Cuccinelli, un fedelissimo di Trump i cui nonni emigrarono dall'Italia, per difendere l'ultima offensiva contro l'immigrazione legale l'ha insomma combinata grossa, attirandosi le critiche di chi lo bolla come razzista.
La stretta su carte verdi e visti di ingresso negli Usa per chi beneficia di sussidi federali come buoni pasto o indennità abitative, varata giorni fa dalla Casa Bianca, colpisce gli immigrati più poveri: ma il diligente funzionario ha pensato bene di stravolgere quei versi che da oltre un secolo rappresentano per tutti il faro da seguire, destra e sinistra, repubblicani e democratici, senza fare differenze tra razze o religioni.
"Mandatemi i vostri stanchi, i vostri poveri, le vostre masse infreddolite desiderose di respirare libere, i rifiuti miserabili delle vostre spiagge affollate. Mandatemi loro, i senzatetto, gli scossi dalle tempeste, e io solleverò la mia fiaccola accanto alla porta dorata", scrisse nel 1883 la leggendaria poetessa Emma Lazarus, nel sonetto intitolato New Colossus composto proprio per raccogliere fondi per la statua.
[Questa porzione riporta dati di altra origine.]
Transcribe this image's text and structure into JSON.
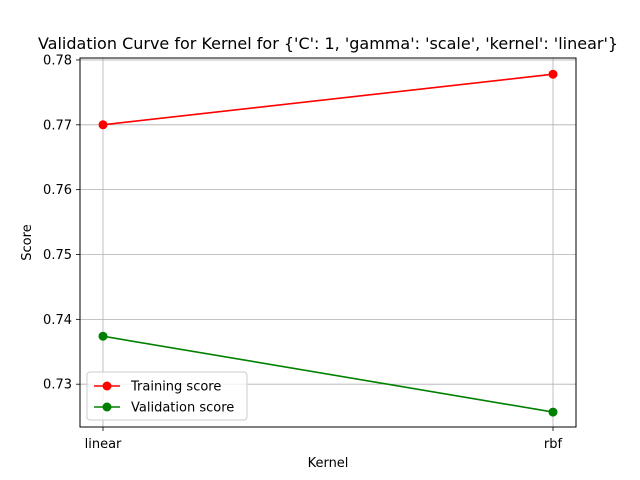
{
  "chart_data": {
    "type": "line",
    "title": "Validation Curve for Kernel for {'C': 1, 'gamma': 'scale', 'kernel': 'linear'}",
    "xlabel": "Kernel",
    "ylabel": "Score",
    "categories": [
      "linear",
      "rbf"
    ],
    "ylim": [
      0.7234,
      0.7803
    ],
    "yticks": [
      "0.73",
      "0.74",
      "0.75",
      "0.76",
      "0.77",
      "0.78"
    ],
    "grid": true,
    "legend_position": "lower-left",
    "series": [
      {
        "name": "Training score",
        "color": "#ff0000",
        "values": [
          0.77,
          0.7778
        ]
      },
      {
        "name": "Validation score",
        "color": "#008000",
        "values": [
          0.7374,
          0.7257
        ]
      }
    ]
  }
}
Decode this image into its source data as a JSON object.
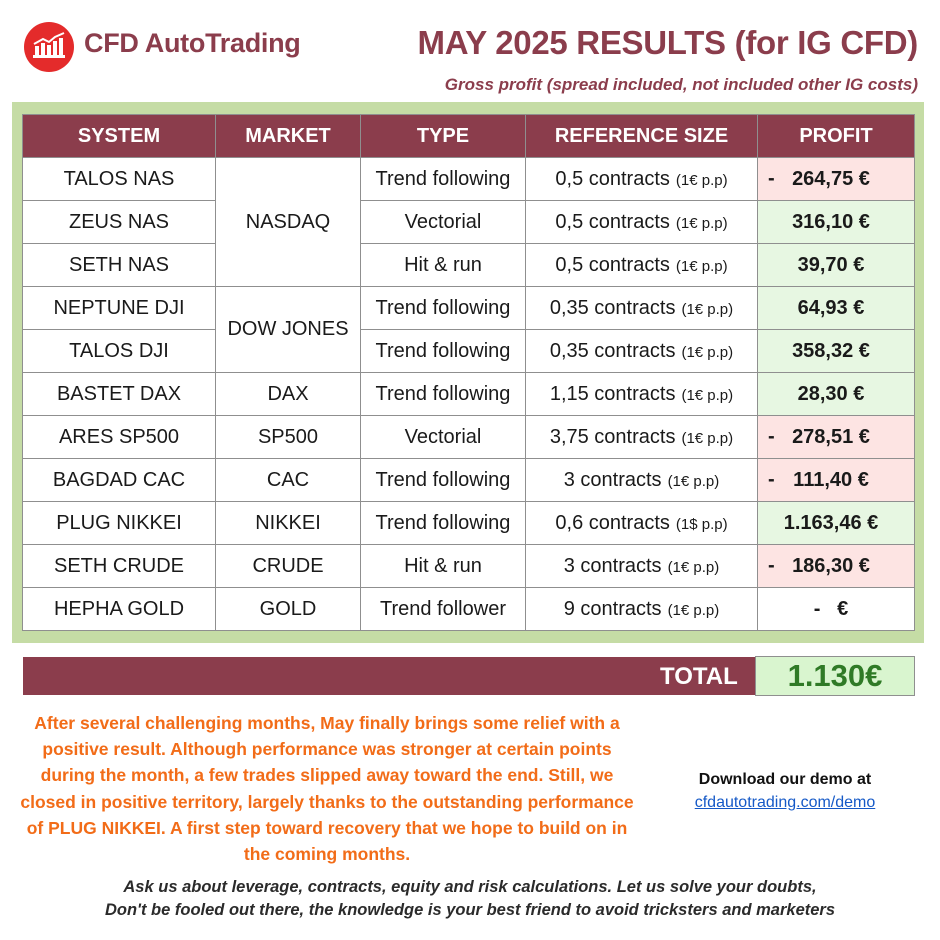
{
  "header": {
    "brand": "CFD AutoTrading",
    "title": "MAY 2025 RESULTS (for IG CFD)",
    "subtitle": "Gross profit (spread included, not included other IG costs)"
  },
  "colors": {
    "brand": "#8b3d4c",
    "logo": "#e42b2b",
    "panel": "#c5dca5",
    "profit_positive_bg": "#e7f7e2",
    "profit_negative_bg": "#fde4e3",
    "commentary": "#f26c18",
    "total_value": "#2f7a26"
  },
  "table": {
    "headers": [
      "SYSTEM",
      "MARKET",
      "TYPE",
      "REFERENCE SIZE",
      "PROFIT"
    ],
    "rows": [
      {
        "system": "TALOS NAS",
        "market": "NASDAQ",
        "type": "Trend following",
        "size": "0,5 contracts",
        "unit": "(1€ p.p)",
        "sign": "-",
        "profit": "264,75 €",
        "status": "neg"
      },
      {
        "system": "ZEUS NAS",
        "market": "",
        "type": "Vectorial",
        "size": "0,5 contracts",
        "unit": "(1€ p.p)",
        "sign": "",
        "profit": "316,10 €",
        "status": "pos"
      },
      {
        "system": "SETH NAS",
        "market": "",
        "type": "Hit & run",
        "size": "0,5 contracts",
        "unit": "(1€ p.p)",
        "sign": "",
        "profit": "39,70 €",
        "status": "pos"
      },
      {
        "system": "NEPTUNE DJI",
        "market": "DOW JONES",
        "type": "Trend following",
        "size": "0,35 contracts",
        "unit": "(1€ p.p)",
        "sign": "",
        "profit": "64,93 €",
        "status": "pos"
      },
      {
        "system": "TALOS DJI",
        "market": "",
        "type": "Trend following",
        "size": "0,35 contracts",
        "unit": "(1€ p.p)",
        "sign": "",
        "profit": "358,32 €",
        "status": "pos"
      },
      {
        "system": "BASTET DAX",
        "market": "DAX",
        "type": "Trend following",
        "size": "1,15 contracts",
        "unit": "(1€ p.p)",
        "sign": "",
        "profit": "28,30 €",
        "status": "pos"
      },
      {
        "system": "ARES SP500",
        "market": "SP500",
        "type": "Vectorial",
        "size": "3,75 contracts",
        "unit": "(1€ p.p)",
        "sign": "-",
        "profit": "278,51 €",
        "status": "neg"
      },
      {
        "system": "BAGDAD CAC",
        "market": "CAC",
        "type": "Trend following",
        "size": "3 contracts",
        "unit": "(1€ p.p)",
        "sign": "-",
        "profit": "111,40 €",
        "status": "neg"
      },
      {
        "system": "PLUG NIKKEI",
        "market": "NIKKEI",
        "type": "Trend following",
        "size": "0,6 contracts",
        "unit": "(1$ p.p)",
        "sign": "",
        "profit": "1.163,46 €",
        "status": "pos"
      },
      {
        "system": "SETH CRUDE",
        "market": "CRUDE",
        "type": "Hit & run",
        "size": "3 contracts",
        "unit": "(1€ p.p)",
        "sign": "-",
        "profit": "186,30 €",
        "status": "neg"
      },
      {
        "system": "HEPHA GOLD",
        "market": "GOLD",
        "type": "Trend follower",
        "size": "9 contracts",
        "unit": "(1€ p.p)",
        "sign": "",
        "profit": "-   €",
        "status": "zero"
      }
    ]
  },
  "total": {
    "label": "TOTAL",
    "value": "1.130€"
  },
  "commentary": "After several challenging months, May finally brings some relief with a positive result. Although performance was stronger at certain points during the month, a few trades slipped away toward the end. Still, we closed in positive territory, largely thanks to the outstanding performance of PLUG NIKKEI. A first step toward recovery that we hope to build on in the coming months.",
  "demo": {
    "text": "Download our demo at",
    "link": "cfdautotrading.com/demo"
  },
  "footer": {
    "line1": "Ask us about leverage, contracts, equity and risk calculations. Let us solve your doubts,",
    "line2": "Don't be fooled out there, the knowledge is your best friend to avoid tricksters and marketers"
  }
}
L'inscrizione fu posta ai piedi della statua nel 1903.
Alla domanda se queste parole rappresentassero ancora i valori dell'American Dream, Cuccinelli ha risposto: "Mandatemi i vostri stanchi, i vostri poveri, ma quelli che possono stare in piedi su due piedi da soli e non diventeranno una zavorra pubblica". Apriti cielo, sui social si è scatenata la protesta tra chi accusa l'alto funzionario di essere un puro e semplice "yes man" di Trump e chi si chiede se mettendo in discussione un emblema come la Statua della Libertà attraverso una "interpretazione razzista" di versi ai suoi piedi non si sia oramai passato il segno.
Cuccinelli poi, nello spiegare le sue parole ha persino peggiorato la situazione, sostenendo che quei versi si riferivano agli immigrati che venivano dall'Europa, non ad altri: "Riguardano le società europee che erano classiste, dove la gente era considerata miserabile se non apparteneva alla giusta classe sociale". Ha quindi aggiunto che la targa ai piedi del monumento fu messa proprio quando in Congresso passo' la prima legge che concesse aiuti federali agli immigrati più poveri: "Una tempistica molto interessante...".
Due anni fa Stephen Miller, consigliere politico di Trump e architetto delle politiche trumpiane sull'immigrazione, liquidò la poesia di Emma Lazarus affermando che fu aggiunta in un secondo momento e che non c'entra nulla con la Statua della Libertà. Ma anche molti leader dei suprematisti bianchi, come l'ex leader del Ku Klux Klan Dave Duke e l'esponente neonazista Richard Spencer, hanno spesso criticato la poesia definendola "brutta e simbolo di debolezza", e accusando Lazarus di voler trasformare l'America nel "rifugio degli scarti umani del mondo".